‘weird’ kernel macros — container_of

July 1, 2009

Linux uses a rather complicated(for me) driver model, which is built upon the kobject abstratction. There’s a lot of documentation about the linux driver model, and describing it in detail is out of the scope of this post(well, actually I can’t do it : P ).

In short:
kobjects are structs that hold some information(a name, a reference count, a parent pointer etc), and are usually embedded into other structs, typically structs for devices/device drivers(ie struct cdev, for a character device), creating a hieararchy which is ‘exported’ to userspace through the sysfs(mounted on /sys).
The question is how the code that works with kobjects can reference the struct that contains the kobject. The kernel provides a macro, (not surprisingly) called container_of, which does exactly that.
The definition of the macro can be found in include/linux/kernel.h:

* container_of - cast a member of a structure out to the containing structure
* @ptr: the pointer to the member.
* @type: the type of the container struct this is embedded in.
* @member: the name of the member within the struct.
#define container_of(ptr, type, member) ({ \
const typeof( ((type *)0)->member ) *__mptr = (ptr); \
(type *)( (char *)__mptr - offsetof(type,member) );})
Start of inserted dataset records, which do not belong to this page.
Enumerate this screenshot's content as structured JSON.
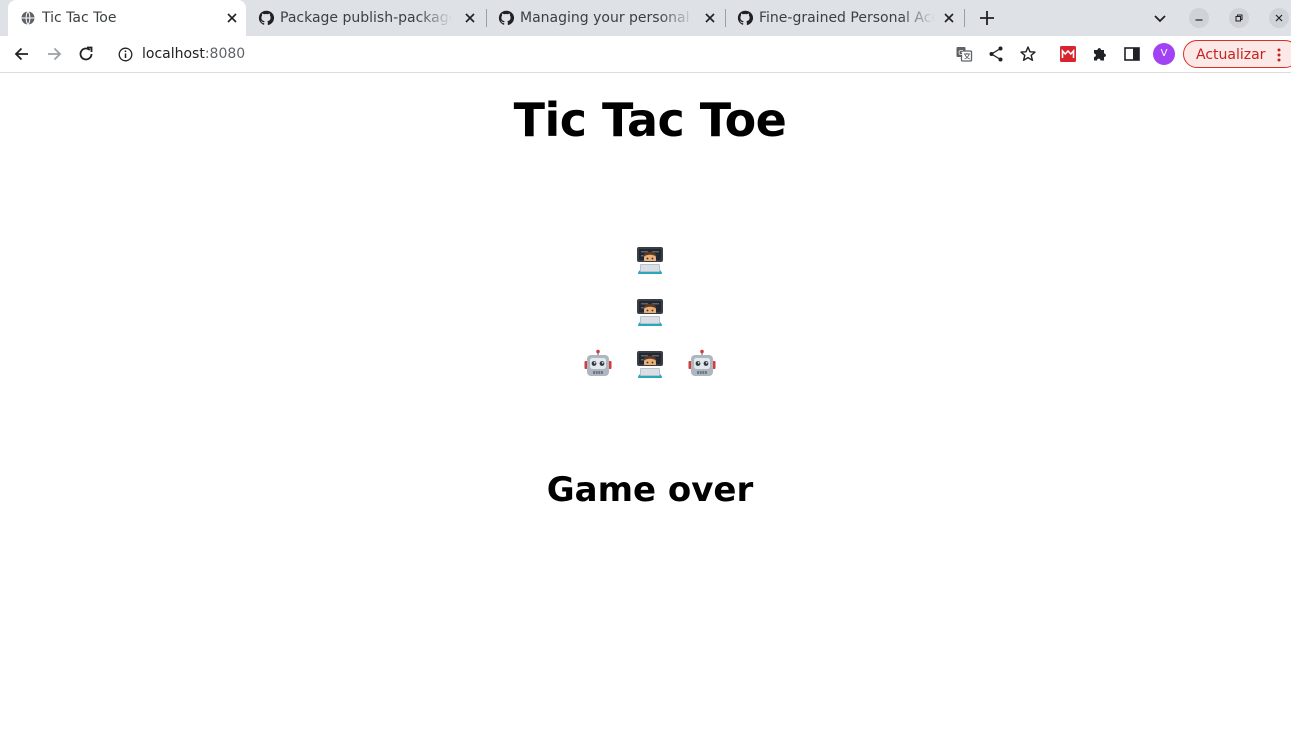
{
  "browser": {
    "tabs": [
      {
        "title": "Tic Tac Toe",
        "favicon": "globe-icon",
        "active": true
      },
      {
        "title": "Package publish-packages",
        "favicon": "github-icon",
        "active": false
      },
      {
        "title": "Managing your personal acc",
        "favicon": "github-icon",
        "active": false
      },
      {
        "title": "Fine-grained Personal Acce",
        "favicon": "github-icon",
        "active": false
      }
    ],
    "address": {
      "host": "localhost",
      "port": ":8080"
    },
    "profile_initial": "V",
    "update_label": "Actualizar",
    "colors": {
      "tabstrip": "#dee1e6",
      "update_border": "#d93025",
      "update_text": "#c5221f",
      "avatar": "#a142f4"
    }
  },
  "page": {
    "title": "Tic Tac Toe",
    "status": "Game over",
    "board": [
      [
        "",
        "human",
        ""
      ],
      [
        "",
        "human",
        ""
      ],
      [
        "robot",
        "human",
        "robot"
      ]
    ],
    "pieces": {
      "human": "technologist-emoji",
      "robot": "robot-emoji"
    }
  }
}
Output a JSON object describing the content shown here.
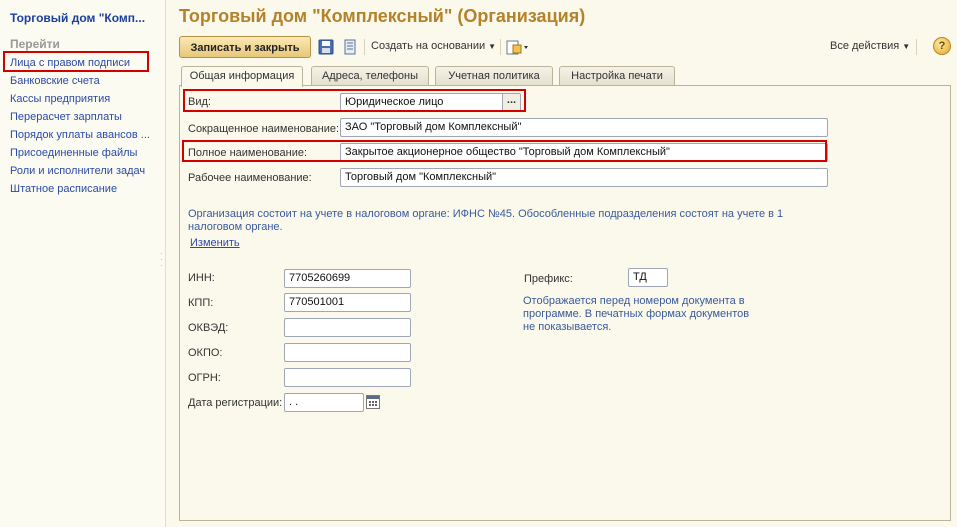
{
  "sidebar": {
    "title": "Торговый дом \"Комп...",
    "section": "Перейти",
    "items": [
      {
        "label": "Лица с правом подписи"
      },
      {
        "label": "Банковские счета"
      },
      {
        "label": "Кассы предприятия"
      },
      {
        "label": "Перерасчет зарплаты"
      },
      {
        "label": "Порядок уплаты авансов ..."
      },
      {
        "label": "Присоединенные файлы"
      },
      {
        "label": "Роли и исполнители задач"
      },
      {
        "label": "Штатное расписание"
      }
    ]
  },
  "page_title": "Торговый дом \"Комплексный\" (Организация)",
  "toolbar": {
    "save_close_label": "Записать и закрыть",
    "create_based_label": "Создать на основании",
    "all_actions_label": "Все действия",
    "help_label": "?"
  },
  "tabs": [
    {
      "label": "Общая информация",
      "active": true
    },
    {
      "label": "Адреса, телефоны",
      "active": false
    },
    {
      "label": "Учетная политика",
      "active": false
    },
    {
      "label": "Настройка печати",
      "active": false
    }
  ],
  "form": {
    "vid": {
      "label": "Вид:",
      "value": "Юридическое лицо",
      "button": "..."
    },
    "short_name": {
      "label": "Сокращенное наименование:",
      "value": "ЗАО \"Торговый дом Комплексный\""
    },
    "full_name": {
      "label": "Полное наименование:",
      "value": "Закрытое акционерное общество \"Торговый дом Комплексный\""
    },
    "work_name": {
      "label": "Рабочее наименование:",
      "value": "Торговый дом \"Комплексный\""
    },
    "tax_info": "Организация состоит на учете в налоговом органе: ИФНС №45. Обособленные подразделения состоят на учете в 1 налоговом органе.",
    "change_link": "Изменить",
    "inn": {
      "label": "ИНН:",
      "value": "7705260699"
    },
    "kpp": {
      "label": "КПП:",
      "value": "770501001"
    },
    "okved": {
      "label": "ОКВЭД:",
      "value": ""
    },
    "okpo": {
      "label": "ОКПО:",
      "value": ""
    },
    "ogrn": {
      "label": "ОГРН:",
      "value": ""
    },
    "reg_date": {
      "label": "Дата регистрации:",
      "value": " .  ."
    },
    "prefix": {
      "label": "Префикс:",
      "value": "ТД"
    },
    "prefix_hint": "Отображается перед номером документа в программе. В печатных формах документов не показывается."
  },
  "colors": {
    "highlight": "#d40000",
    "title": "#b4822a",
    "link": "#2a4aa8"
  }
}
In order to understand what this macro does, we have to be somewhat familiar with the C Preprocessor, and some non-standard GCC extensions:
1)A parenthesis followed by a brace. This is called by the GCC statement expression. It lets us use a compound statement as an expression. Here, we want to use the container_of macro as an expression, but we want to declare a local variable(__mptr) inside the macro, so we need a compound statement.
2)The typeof GCC extension that lets us refer to the type of an expression, and can be used to declare variables.

The previous two extensions let us write safe macros(ie side effects of the operands are calculated only once) that work for any type(some kind of polymorphism), and can be used as expressions.

This macro also uses the offsetof, which computes the byte offset of a field within a structure. Linux uses the compiler-provided offsetof, if the compiler provides one, else it defines the offsetof macro as

#define offsetof(TYPE, MEMBER) ((size_t) &((TYPE *)0)->MEMBER)

A few words about offsetof. offsetof is a valid ANSI C macro. Cfaq gives a possible implementation of offsetof(though non-portable) which is a bit different than the one that the kernel defines. I’m not sure about this, but as far as I can understand, the cfaq offsetof subtracts a NULL pointer from the ((type *)0)->member, to ensure that the offset is correct, even if the internal representation of the NULL pointers isn’t actually zero. I guess Linux has good reasons to assume that’s OK to ommit that subtraction.

And the last trick is the ((type *)0) cast. Actually, we pretend that there’s an instance of the struct at address 0. If we tried to reference it, we would be in big trouble, but that never happens. So we trick the compiler and we can legally get the type of the struct member, which is used to declare the __mptr as a pointer to that struct member. It’s also used by offsetof to get the byte offset of the mebmer within the struct(since it uses as a ‘base address’ for the struct the address 0).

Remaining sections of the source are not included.